Bettas come from "blackwater" habitats, where driftwood, roots, and leaves decompose in the water, causing it to look like tea. I wouldn't worry about the tannins, as unsightly as it is, I'm sure your bettas are enjoying it.


----------



## Bounce (May 26, 2012)

Running carbon in your filter will also help with removing tannins.


----------



## Oldfishlady (Mar 1, 2010)

Using activated carbon _Bounce_ suggested and water changes-is about all you can do until the wood stops leaching large amount of tannins. I had to use some short term in one of my soil based tanks due to the wood I used last year myself. It took about a month before it stopped leaching large amounts of tannins and water logged...lol.....Then I stopped using the carbon.

You will need to change out the carbon weekly-depending on the quality and amount you use-along with 50% weekly water changes and if your tank is glass-you can use a razor blade to remove the tannin stains off the viewing walls-acrylic tanks can be a challenge to get them off-

The tannin stains on the viewing wall can sometimes make it look like the water is much darker than it really is.


----------



## LittleBettaFish (Oct 2, 2010)

I hear purigen like Aokashi mentioned is the best at removing tannins. A lot of planted peope use it in their tanks. 

OFL can I ask what a tannin stain is? All my tanks are tannin heavy and I have noticed that on the outside of the tanks I get almost hard water type marks that can only be scraped off. I wondered if this was because of how acidic my water is, or the acidic water reacting with the plastic wrap I use to cover my tanks.


----------



## Oldfishlady (Mar 1, 2010)

Tannin stains are just that...stains from the tannins-they adhere to everything and stain them-usually brown or whatever color the tannins are to start with.

When you lower the water level you can usually see the color difference or if you use a razor on glass ONLY-you can see the difference too.

The hard water mineral deposits you can see at the water line and on the partitions between the light/water, filter, heaters...etc....just about anything that water hits...Its normal and expected with water that has minerals in it.

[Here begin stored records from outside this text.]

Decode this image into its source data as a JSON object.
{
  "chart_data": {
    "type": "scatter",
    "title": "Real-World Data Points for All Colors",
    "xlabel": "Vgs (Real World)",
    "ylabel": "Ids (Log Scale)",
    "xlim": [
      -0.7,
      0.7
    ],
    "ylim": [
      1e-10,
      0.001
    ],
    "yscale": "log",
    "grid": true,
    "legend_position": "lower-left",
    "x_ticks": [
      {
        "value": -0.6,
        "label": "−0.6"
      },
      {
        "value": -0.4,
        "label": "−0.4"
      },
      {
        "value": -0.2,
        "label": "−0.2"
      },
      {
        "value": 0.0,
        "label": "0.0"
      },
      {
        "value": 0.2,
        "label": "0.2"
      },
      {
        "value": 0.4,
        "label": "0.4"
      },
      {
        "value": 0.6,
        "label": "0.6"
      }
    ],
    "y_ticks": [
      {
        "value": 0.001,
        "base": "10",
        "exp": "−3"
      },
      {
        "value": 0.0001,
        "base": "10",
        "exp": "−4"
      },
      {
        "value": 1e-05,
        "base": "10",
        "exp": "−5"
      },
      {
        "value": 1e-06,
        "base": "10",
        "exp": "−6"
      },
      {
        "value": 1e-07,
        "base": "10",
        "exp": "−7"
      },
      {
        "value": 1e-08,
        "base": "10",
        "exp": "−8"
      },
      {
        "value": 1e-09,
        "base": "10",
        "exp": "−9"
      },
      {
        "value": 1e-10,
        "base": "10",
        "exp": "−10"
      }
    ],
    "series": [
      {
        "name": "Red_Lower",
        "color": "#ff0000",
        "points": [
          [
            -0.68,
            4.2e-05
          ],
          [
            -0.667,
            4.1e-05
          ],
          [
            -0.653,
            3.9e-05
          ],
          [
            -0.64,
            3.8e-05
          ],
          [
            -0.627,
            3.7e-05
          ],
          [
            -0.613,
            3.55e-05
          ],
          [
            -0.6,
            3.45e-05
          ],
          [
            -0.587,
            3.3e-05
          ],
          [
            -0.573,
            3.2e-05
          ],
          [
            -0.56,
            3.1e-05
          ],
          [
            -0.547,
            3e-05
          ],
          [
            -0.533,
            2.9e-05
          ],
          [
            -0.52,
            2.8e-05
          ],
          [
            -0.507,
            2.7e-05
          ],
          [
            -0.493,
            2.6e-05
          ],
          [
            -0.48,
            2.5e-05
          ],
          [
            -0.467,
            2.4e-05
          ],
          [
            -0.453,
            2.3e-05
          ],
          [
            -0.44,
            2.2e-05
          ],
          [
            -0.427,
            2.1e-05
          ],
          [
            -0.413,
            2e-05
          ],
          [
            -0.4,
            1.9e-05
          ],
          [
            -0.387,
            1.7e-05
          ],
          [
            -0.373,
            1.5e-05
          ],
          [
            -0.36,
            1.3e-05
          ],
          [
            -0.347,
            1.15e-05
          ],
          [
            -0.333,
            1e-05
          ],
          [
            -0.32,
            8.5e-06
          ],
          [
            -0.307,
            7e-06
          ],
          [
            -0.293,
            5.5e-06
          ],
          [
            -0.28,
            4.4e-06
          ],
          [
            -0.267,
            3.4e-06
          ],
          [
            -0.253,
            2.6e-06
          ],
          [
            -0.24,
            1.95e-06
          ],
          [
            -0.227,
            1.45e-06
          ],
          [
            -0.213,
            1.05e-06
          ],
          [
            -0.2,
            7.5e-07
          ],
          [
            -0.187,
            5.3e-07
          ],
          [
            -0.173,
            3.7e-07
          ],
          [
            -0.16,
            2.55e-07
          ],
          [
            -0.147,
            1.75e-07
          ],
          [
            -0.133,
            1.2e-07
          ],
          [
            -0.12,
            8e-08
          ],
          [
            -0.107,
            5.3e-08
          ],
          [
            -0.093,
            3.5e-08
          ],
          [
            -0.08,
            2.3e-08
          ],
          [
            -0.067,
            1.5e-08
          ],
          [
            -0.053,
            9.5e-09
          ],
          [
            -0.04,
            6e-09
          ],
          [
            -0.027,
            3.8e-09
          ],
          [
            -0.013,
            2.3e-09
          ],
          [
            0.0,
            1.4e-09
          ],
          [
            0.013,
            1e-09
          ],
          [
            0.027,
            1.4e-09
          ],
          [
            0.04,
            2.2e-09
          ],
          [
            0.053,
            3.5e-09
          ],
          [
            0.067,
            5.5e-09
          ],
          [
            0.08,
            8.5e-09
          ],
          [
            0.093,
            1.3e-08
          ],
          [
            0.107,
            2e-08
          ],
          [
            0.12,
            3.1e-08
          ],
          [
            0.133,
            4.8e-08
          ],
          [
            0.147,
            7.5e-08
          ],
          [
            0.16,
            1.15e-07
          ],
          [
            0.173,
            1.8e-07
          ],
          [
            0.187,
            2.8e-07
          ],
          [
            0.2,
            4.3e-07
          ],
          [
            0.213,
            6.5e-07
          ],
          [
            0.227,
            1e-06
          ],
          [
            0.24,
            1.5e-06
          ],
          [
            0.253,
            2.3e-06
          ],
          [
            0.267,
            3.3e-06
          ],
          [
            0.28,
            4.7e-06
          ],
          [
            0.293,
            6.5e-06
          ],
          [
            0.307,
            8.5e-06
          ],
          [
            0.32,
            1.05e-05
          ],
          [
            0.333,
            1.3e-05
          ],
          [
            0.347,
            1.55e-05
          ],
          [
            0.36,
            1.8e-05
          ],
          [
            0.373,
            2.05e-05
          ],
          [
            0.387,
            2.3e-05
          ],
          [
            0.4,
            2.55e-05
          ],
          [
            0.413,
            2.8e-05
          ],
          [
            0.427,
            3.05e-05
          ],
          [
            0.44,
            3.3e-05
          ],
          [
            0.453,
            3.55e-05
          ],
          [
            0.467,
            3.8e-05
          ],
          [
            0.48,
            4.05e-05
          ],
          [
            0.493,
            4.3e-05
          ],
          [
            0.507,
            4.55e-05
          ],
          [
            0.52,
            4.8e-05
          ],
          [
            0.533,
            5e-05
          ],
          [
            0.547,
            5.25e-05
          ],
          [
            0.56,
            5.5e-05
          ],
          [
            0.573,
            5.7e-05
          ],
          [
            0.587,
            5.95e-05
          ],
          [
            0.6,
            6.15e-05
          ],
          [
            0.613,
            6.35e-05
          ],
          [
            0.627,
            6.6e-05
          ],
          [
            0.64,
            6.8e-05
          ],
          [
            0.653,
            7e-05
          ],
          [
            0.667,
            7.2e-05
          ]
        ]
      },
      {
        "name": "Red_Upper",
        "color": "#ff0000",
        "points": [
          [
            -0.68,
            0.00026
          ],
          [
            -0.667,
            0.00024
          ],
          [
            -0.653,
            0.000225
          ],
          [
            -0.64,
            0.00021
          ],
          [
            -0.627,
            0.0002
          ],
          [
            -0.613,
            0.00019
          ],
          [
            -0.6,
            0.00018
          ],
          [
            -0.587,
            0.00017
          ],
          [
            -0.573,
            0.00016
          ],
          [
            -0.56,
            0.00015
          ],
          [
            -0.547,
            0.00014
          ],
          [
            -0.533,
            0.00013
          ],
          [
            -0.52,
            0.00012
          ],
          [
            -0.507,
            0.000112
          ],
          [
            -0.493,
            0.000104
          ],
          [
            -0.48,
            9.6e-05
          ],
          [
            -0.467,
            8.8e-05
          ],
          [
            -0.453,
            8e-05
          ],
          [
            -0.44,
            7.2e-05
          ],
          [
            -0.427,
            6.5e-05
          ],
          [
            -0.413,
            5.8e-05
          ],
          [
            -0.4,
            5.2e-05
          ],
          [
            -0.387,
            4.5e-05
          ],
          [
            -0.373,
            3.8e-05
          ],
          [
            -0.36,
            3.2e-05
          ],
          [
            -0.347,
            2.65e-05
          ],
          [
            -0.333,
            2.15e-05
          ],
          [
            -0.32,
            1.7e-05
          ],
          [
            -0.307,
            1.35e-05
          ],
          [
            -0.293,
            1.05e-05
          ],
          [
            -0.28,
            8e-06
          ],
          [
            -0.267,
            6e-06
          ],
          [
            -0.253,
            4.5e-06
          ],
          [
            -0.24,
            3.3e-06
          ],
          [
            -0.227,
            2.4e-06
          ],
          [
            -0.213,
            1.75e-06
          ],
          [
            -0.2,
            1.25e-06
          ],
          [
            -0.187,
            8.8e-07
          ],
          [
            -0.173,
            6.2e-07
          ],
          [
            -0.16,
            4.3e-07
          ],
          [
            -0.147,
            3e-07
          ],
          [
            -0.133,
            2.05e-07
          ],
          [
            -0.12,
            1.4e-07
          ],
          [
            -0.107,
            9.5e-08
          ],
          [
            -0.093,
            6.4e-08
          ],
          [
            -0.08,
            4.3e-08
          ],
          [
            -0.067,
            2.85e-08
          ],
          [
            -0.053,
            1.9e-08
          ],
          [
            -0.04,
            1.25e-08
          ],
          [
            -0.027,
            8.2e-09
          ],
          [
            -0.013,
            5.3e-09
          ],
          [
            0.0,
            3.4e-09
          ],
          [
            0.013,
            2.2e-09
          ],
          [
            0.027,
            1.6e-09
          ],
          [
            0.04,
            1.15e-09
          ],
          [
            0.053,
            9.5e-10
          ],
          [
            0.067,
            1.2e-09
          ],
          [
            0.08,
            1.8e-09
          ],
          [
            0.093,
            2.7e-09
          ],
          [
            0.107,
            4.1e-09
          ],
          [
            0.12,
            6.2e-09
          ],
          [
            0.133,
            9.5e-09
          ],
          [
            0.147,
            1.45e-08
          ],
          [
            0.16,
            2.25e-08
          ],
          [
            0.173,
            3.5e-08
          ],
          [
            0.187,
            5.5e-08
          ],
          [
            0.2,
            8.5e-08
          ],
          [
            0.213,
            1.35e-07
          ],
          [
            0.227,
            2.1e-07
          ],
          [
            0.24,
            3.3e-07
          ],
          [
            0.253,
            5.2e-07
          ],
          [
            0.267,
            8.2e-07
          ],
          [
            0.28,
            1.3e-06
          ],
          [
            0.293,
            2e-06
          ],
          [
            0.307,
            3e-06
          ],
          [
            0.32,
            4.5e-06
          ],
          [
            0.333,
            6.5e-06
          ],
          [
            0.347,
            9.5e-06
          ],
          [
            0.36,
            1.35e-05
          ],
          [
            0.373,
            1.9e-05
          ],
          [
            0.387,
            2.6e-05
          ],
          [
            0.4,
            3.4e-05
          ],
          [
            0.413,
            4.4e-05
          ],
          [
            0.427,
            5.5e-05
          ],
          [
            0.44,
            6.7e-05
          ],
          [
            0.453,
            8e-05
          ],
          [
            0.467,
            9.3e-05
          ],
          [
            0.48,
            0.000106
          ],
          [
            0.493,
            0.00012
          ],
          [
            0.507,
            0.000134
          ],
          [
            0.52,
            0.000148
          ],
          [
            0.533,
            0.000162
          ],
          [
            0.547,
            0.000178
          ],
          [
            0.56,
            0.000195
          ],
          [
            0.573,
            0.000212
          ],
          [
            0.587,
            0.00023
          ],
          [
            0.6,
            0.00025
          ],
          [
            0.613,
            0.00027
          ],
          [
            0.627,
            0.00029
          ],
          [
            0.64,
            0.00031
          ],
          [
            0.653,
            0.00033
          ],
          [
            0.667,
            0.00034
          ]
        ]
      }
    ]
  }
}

It need to be manually removed on occasion along with water changes as a regular part of maintaining the tank. You don't want to try and get rid of the minerals in the water since they are important for the health of the system and livestock. Just one of those things we have to deal with.....Its not a bad thing just a pain sometimes....lol....


----------



## LittleBettaFish (Oct 2, 2010)

Hm never had an issue with tannins leaving behind marks on my glass before. 

The trouble is my water isn't hard at all. Melbourne has some of the softest water, it has 0 carbonate hardness coming from the tap and then the pH does a big drop from 7 to around 6 if left to sit overnight. With the IAL and peat moss I use the pH is really low. 

This is why I was wondering what the tannin marks were. Thought maybe what you were talking about was what I had experienced.


----------